Bond pair-bond pair repulsion also works but it is quite less as compared to lone pair-lone pair repulsion.

                        

So, we conclude that the lone pair-lone pair repulsion causes the C-O-H bond to be slightly lesser than the tetrahedral angle.

(3) $(C{H_3})C - O - C{H_3}$ on reaction with HI gives ${(C{H_3})_3}C - I$ and $C{H_3} - OH$ as the main products and not ${(C{H_3})_3} - OH$ and $C{H_3} - I$.
When $C{H_3}C - O - C{H_3}$ reacts with HI, ${I^ - }$ acts as a nucleophile which attacks on ${(C{H_3})_3}^ + $ (tertiary) carbocation to form ${(C{H_3})_3} - I$ and $C{H_3}OH$ .

It does not form ${(C{H_3})_3} - OH$ and $C{H_3} - I$ as product because for such a product carbocation formed should be $C{H_3}^ + $ (primary). But in actuality the carbocation formed is ${(C{H_3})_3}^ + $ .

But we all know that tertiary carbocation is more stable than primary carbocation due to 3 times more inductive effect than primary carbocation. So, when tertiary carbocation of $(C{H_3}){C^ + }$ is formed the products are ${(C{H_3})_3}C - I$ and $C{H_3} - OH$ and not ${(C{H_3})_3} - OH$ and $C{H_3} - I$.

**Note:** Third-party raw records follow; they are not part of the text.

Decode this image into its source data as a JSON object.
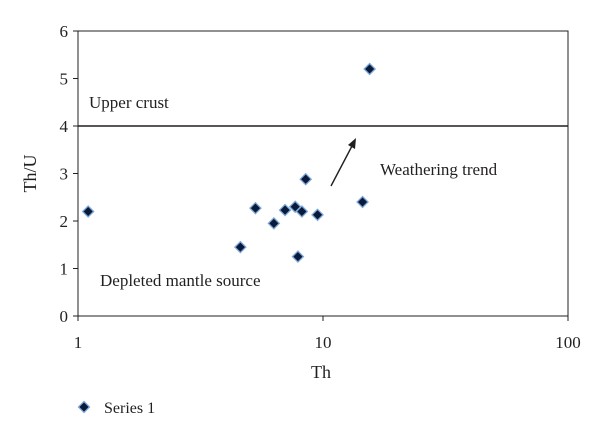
{
  "chart_data": {
    "type": "scatter",
    "xscale": "log",
    "xlim": [
      1,
      100
    ],
    "ylim": [
      0,
      6
    ],
    "xticks": [
      "1",
      "10",
      "100"
    ],
    "yticks": [
      "0",
      "1",
      "2",
      "3",
      "4",
      "5",
      "6"
    ],
    "xlabel": "Th",
    "ylabel": "Th/U",
    "grid": false,
    "legend_position": "bottom-left",
    "reference_line_y": 4,
    "series": [
      {
        "name": "Series 1",
        "marker": "diamond",
        "color": "#0a1a3a",
        "edge_color": "#7fa8d8",
        "points": [
          {
            "x": 1.1,
            "y": 2.2
          },
          {
            "x": 4.6,
            "y": 1.45
          },
          {
            "x": 5.3,
            "y": 2.27
          },
          {
            "x": 6.3,
            "y": 1.95
          },
          {
            "x": 7.0,
            "y": 2.23
          },
          {
            "x": 7.7,
            "y": 2.3
          },
          {
            "x": 7.9,
            "y": 1.25
          },
          {
            "x": 8.2,
            "y": 2.2
          },
          {
            "x": 8.5,
            "y": 2.88
          },
          {
            "x": 9.5,
            "y": 2.13
          },
          {
            "x": 14.5,
            "y": 2.4
          },
          {
            "x": 15.5,
            "y": 5.2
          }
        ]
      }
    ],
    "annotations": [
      {
        "id": "upper",
        "text": "Upper crust"
      },
      {
        "id": "weathering",
        "text": "Weathering trend"
      },
      {
        "id": "depleted",
        "text": "Depleted mantle source"
      }
    ]
  },
  "colors": {
    "axis": "#231f20",
    "marker_fill": "#0a1a3a",
    "marker_edge": "#7fa8d8"
  }
}
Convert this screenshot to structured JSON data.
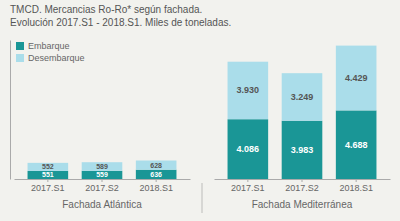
{
  "chart_data": {
    "type": "bar",
    "title": "TMCD. Mercancias Ro-Ro* según fachada.",
    "subtitle": "Evolución 2017.S1 - 2018.S1. Miles de toneladas.",
    "categories": [
      "2017.S1",
      "2017.S2",
      "2018.S1",
      "2017.S1",
      "2017.S2",
      "2018.S1"
    ],
    "groups": [
      "Fachada Atlántica",
      "Fachada Atlántica",
      "Fachada Atlántica",
      "Fachada Mediterránea",
      "Fachada Mediterránea",
      "Fachada Mediterránea"
    ],
    "series": [
      {
        "name": "Embarque",
        "color": "#1a9696",
        "values": [
          551,
          559,
          636,
          4086,
          3983,
          4688
        ],
        "value_labels": [
          "551",
          "559",
          "636",
          "4.086",
          "3.983",
          "4.688"
        ]
      },
      {
        "name": "Desembarque",
        "color": "#aaddea",
        "values": [
          552,
          589,
          628,
          3930,
          3249,
          4429
        ],
        "value_labels": [
          "552",
          "589",
          "628",
          "3.930",
          "3.249",
          "4.429"
        ]
      }
    ],
    "stacked": true,
    "data_labels": true,
    "legend": "upper left",
    "tick_labels": "x",
    "ylim": [
      0,
      9500
    ]
  }
}
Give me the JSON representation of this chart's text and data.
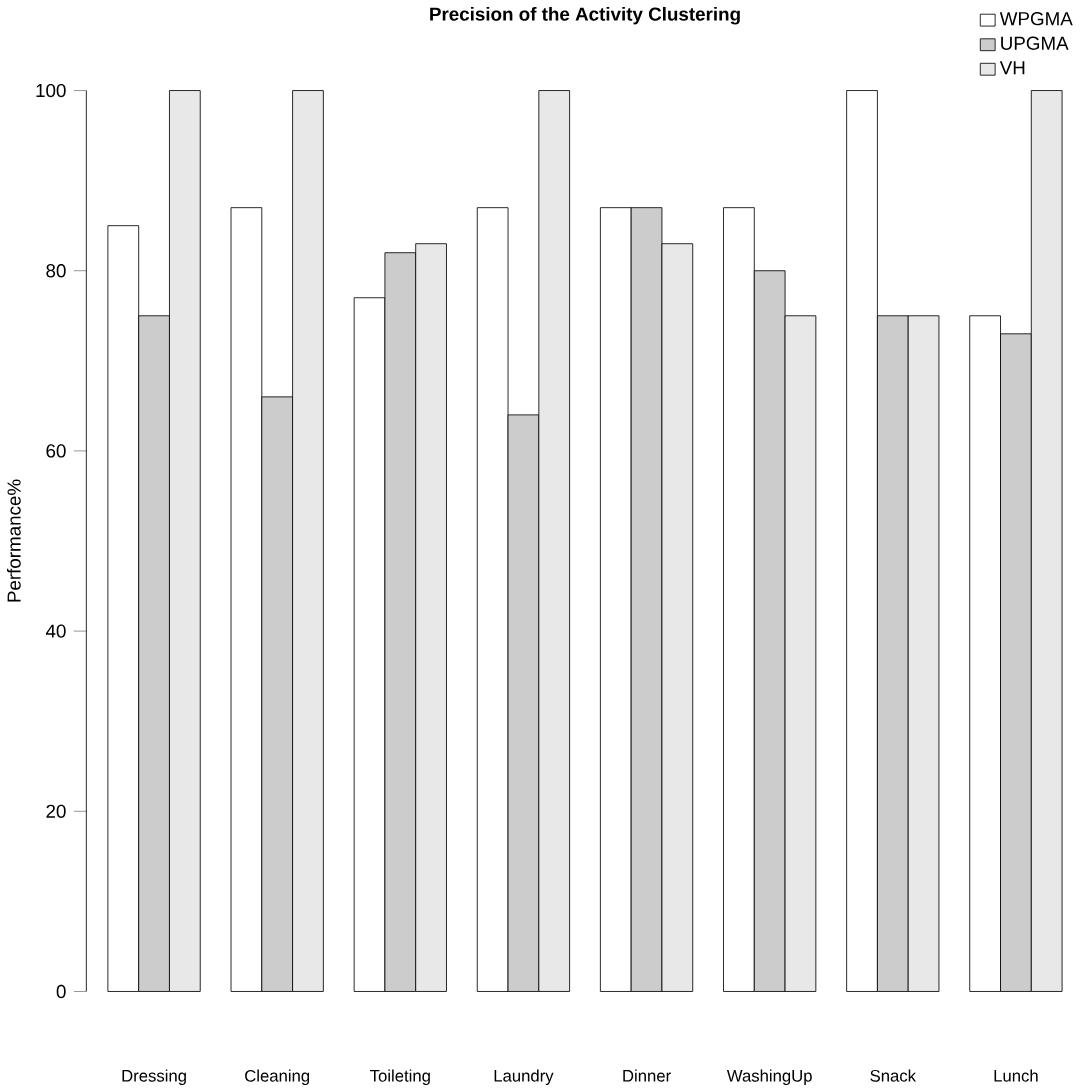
{
  "chart_data": {
    "type": "bar",
    "title": "Precision of the Activity Clustering",
    "ylabel": "Performance%",
    "categories": [
      "Dressing",
      "Cleaning",
      "Toileting",
      "Laundry",
      "Dinner",
      "WashingUp",
      "Snack",
      "Lunch"
    ],
    "series": [
      {
        "name": "WPGMA",
        "color": "#ffffff",
        "values": [
          85,
          87,
          77,
          87,
          87,
          87,
          100,
          75
        ]
      },
      {
        "name": "UPGMA",
        "color": "#cccccc",
        "values": [
          75,
          66,
          82,
          64,
          87,
          80,
          75,
          73
        ]
      },
      {
        "name": "VH",
        "color": "#e8e8e8",
        "values": [
          100,
          100,
          83,
          100,
          83,
          75,
          75,
          100
        ]
      }
    ],
    "ylim": [
      0,
      100
    ],
    "yticks": [
      0,
      20,
      40,
      60,
      80,
      100
    ],
    "grid": false,
    "legend": "top right"
  }
}
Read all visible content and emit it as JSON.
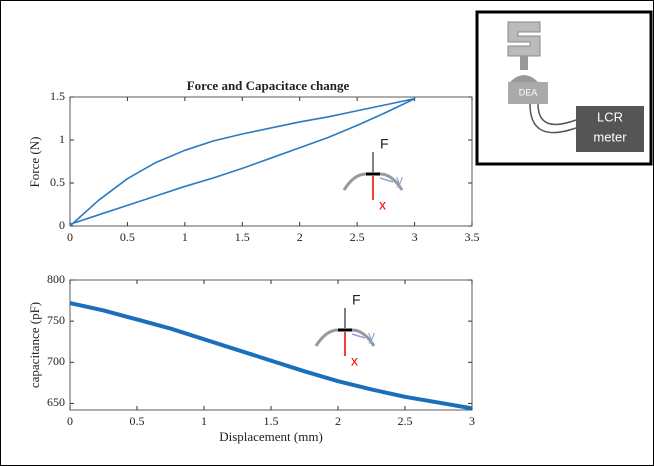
{
  "chart_data": [
    {
      "type": "line",
      "title": "Force and Capacitace change",
      "ylabel": "Force (N)",
      "xlim": [
        0,
        3.5
      ],
      "xticks": [
        0,
        0.5,
        1,
        1.5,
        2,
        2.5,
        3,
        3.5
      ],
      "ylim": [
        0,
        1.5
      ],
      "yticks": [
        0,
        0.5,
        1,
        1.5
      ],
      "series": [
        {
          "color": "#2a7bc0",
          "x": [
            0,
            0.25,
            0.5,
            0.75,
            1,
            1.25,
            1.5,
            1.75,
            2,
            2.25,
            2.5,
            2.75,
            3,
            2.75,
            2.5,
            2.25,
            2,
            1.75,
            1.5,
            1.25,
            1,
            0.75,
            0.5,
            0.25,
            0
          ],
          "values": [
            0,
            0.3,
            0.55,
            0.74,
            0.88,
            0.99,
            1.07,
            1.14,
            1.21,
            1.27,
            1.34,
            1.41,
            1.48,
            1.32,
            1.17,
            1.03,
            0.91,
            0.79,
            0.67,
            0.56,
            0.46,
            0.35,
            0.24,
            0.13,
            0.02
          ]
        }
      ],
      "annotations": [
        "F",
        "y",
        "x"
      ]
    },
    {
      "type": "line",
      "xlabel": "Displacement (mm)",
      "ylabel": "capacitance (pF)",
      "xlim": [
        0,
        3
      ],
      "xticks": [
        0,
        0.5,
        1,
        1.5,
        2,
        2.5,
        3
      ],
      "ylim": [
        642,
        800
      ],
      "yticks": [
        650,
        700,
        750,
        800
      ],
      "series": [
        {
          "color": "#1a6fbd",
          "x": [
            0,
            0.25,
            0.5,
            0.75,
            1,
            1.25,
            1.5,
            1.75,
            2,
            2.25,
            2.5,
            2.75,
            3
          ],
          "values": [
            772,
            763,
            752,
            741,
            728,
            715,
            702,
            689,
            677,
            667,
            658,
            651,
            644
          ]
        }
      ],
      "annotations": [
        "F",
        "y",
        "x"
      ]
    }
  ],
  "setup_diagram": {
    "dea_label": "DEA",
    "meter_label": [
      "LCR",
      "meter"
    ]
  }
}
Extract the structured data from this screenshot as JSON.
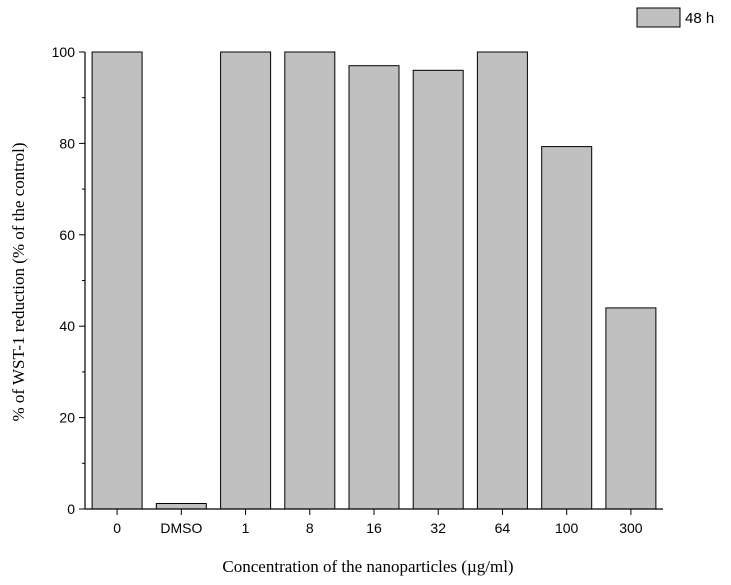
{
  "chart_data": {
    "type": "bar",
    "categories": [
      "0",
      "DMSO",
      "1",
      "8",
      "16",
      "32",
      "64",
      "100",
      "300"
    ],
    "series": [
      {
        "name": "48 h",
        "values": [
          100,
          1.2,
          100,
          100,
          97,
          96,
          100,
          79.3,
          44
        ]
      }
    ],
    "xlabel": "Concentration of the nanoparticles (µg/ml)",
    "ylabel": "% of WST-1 reduction (% of the control)",
    "ylim": [
      0,
      100
    ],
    "yticks": [
      0,
      20,
      40,
      60,
      80,
      100
    ],
    "grid": false,
    "legend_position": "top-right",
    "colors": {
      "bar_fill": "#c0c0c0",
      "bar_stroke": "#000000",
      "axis": "#000000"
    }
  }
}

Note: For (1): Remember that a more stable compound will not lose hydrogen ion easily, so it won't be acidic. But a compound that gains stability after losing a hydrogen ion is acidic. Both of these are different things, don’t get confused.
For (2): Keep in mind that lone pair-lone pair repulsion is higher than bond pair-bond pair and so the angle decreases.
For (3): In such questions always remember what type of intermediate ion will be more preferred to form the final products. Tertiary carbocation is more stable than primary carbocation and not the other way round.